Mandela has not made a public appearance since the 2010 World Cup hosted in his country. In 2011, South Africans got a rare glimpse of him when he voted in local municipal elections at his home in Johannesburg.

There's been secrecy surrounding his health.

"He has every right to his privacy," Dlamini said. "As the family, we call on people and urge people to give us the privacy to deal with whatever we're going through as a family in private."

"I think people need to remember that my grandfather played a huge role -- and not only him, many other South Africans played a huge role -- to get us where we are now," she added. "My grandfather said this when he was resigning from public life -- it is now (up) to South Africans to take this country forward, that a legacy like his should be carried by as many people as possible."

Dlamini said she is telling her children about their great-grandfather's life.

He was the president from 1994 to 1999, making him the first president chosen in a democratic election and the country's first black president. In his younger years, he fought against apartheid and was sentenced to life in prison for his activism.

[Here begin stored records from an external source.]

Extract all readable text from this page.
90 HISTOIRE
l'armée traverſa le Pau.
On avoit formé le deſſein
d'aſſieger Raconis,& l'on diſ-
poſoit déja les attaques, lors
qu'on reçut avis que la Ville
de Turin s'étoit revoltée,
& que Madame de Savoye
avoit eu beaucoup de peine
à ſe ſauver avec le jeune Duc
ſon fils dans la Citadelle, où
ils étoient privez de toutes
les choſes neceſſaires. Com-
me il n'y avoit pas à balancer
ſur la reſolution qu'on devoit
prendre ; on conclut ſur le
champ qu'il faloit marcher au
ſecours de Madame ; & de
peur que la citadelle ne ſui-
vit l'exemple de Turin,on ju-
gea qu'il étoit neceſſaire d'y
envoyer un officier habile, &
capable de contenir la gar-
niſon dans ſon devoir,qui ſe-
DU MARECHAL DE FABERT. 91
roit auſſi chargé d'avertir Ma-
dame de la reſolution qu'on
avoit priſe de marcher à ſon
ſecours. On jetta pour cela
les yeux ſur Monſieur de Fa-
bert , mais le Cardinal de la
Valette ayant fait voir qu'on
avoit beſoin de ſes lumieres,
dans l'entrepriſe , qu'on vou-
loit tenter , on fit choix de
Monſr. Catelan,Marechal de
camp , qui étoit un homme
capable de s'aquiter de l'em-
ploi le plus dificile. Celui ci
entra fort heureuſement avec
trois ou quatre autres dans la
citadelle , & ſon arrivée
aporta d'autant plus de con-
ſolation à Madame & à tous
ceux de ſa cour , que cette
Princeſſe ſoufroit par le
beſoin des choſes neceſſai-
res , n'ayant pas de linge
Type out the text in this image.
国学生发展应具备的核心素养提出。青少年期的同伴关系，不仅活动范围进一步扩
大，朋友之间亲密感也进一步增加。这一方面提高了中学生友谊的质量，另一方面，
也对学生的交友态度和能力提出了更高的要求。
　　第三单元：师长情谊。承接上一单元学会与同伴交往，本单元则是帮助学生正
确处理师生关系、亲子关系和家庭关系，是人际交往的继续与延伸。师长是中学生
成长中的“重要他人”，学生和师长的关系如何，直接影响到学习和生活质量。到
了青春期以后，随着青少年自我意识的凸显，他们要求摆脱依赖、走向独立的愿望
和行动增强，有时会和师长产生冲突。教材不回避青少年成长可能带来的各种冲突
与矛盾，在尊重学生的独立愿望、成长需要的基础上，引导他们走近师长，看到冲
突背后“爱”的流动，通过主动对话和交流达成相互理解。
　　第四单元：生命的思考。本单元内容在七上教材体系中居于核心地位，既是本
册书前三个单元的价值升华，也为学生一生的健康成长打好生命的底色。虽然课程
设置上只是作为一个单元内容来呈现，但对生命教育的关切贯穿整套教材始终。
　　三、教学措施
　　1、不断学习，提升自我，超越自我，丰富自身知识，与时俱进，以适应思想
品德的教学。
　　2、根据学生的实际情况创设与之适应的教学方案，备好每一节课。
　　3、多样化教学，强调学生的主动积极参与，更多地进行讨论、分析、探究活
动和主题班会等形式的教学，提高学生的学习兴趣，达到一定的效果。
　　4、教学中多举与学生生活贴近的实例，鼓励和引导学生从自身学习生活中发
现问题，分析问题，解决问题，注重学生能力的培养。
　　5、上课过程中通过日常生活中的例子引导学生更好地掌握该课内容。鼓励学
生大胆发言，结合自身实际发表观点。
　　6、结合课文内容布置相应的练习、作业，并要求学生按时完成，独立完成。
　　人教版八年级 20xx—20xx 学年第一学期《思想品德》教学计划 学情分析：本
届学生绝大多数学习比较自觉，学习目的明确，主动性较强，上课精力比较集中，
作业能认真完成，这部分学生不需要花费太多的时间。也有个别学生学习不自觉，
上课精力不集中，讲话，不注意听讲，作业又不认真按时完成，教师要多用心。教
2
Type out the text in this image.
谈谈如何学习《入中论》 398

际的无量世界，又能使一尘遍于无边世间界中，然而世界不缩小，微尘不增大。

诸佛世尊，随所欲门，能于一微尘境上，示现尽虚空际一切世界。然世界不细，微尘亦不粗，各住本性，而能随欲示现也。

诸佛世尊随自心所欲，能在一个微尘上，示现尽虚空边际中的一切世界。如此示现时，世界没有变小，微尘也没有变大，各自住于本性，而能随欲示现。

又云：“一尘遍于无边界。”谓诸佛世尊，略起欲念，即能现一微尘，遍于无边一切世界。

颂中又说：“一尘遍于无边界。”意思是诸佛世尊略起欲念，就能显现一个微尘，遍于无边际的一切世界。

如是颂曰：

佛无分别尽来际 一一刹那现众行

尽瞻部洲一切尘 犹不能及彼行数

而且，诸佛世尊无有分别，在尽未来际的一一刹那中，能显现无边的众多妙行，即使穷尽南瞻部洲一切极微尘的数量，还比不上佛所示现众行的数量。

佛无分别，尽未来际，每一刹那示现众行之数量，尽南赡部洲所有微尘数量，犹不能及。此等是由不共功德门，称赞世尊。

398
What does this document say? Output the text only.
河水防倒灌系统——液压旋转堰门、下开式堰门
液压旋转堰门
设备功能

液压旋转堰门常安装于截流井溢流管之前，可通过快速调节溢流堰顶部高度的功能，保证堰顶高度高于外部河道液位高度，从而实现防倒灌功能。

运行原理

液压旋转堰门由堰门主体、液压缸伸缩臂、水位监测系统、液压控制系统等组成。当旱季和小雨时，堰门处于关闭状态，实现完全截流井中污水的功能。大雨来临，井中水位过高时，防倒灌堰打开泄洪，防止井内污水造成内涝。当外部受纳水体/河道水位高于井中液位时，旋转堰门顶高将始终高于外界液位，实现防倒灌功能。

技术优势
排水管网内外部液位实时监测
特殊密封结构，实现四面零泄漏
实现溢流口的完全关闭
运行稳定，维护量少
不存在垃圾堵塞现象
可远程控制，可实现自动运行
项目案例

He spent 27 years behind bars and was released in 1990. Mandela was awarded the Nobel Peace Prize in 1993.

"He's always dedicated his life to the struggle," Dlamini said. "For our children to be able to spend time with him now ... they can sit on his lap and hear stories from him. It's great; something we didn't have growing up."

On Mandela's birthday in July this year, former U.S. President Bill Clinton reflected on the conversations the two have had. Mandela kept his wife and daughter in mind, Clinton said.

"He didn't call me a single time, not once, when he didn't ask about Hillary (Clinton) and Chelsea," Clinton said of their conversations during the time both were in office. "If it wasn't too late, he'd ask me to go get Chelsea, bring her to the phone, ask about her homework."

Clinton said the anti-apartheid icon never lost touch with his humanity.

"I saw in him something that I try not to lose in myself, which is no matter how much responsibility you have," Clinton said, "he remembered you were a person first."

CNN's Kim Norgaard contributed to this report.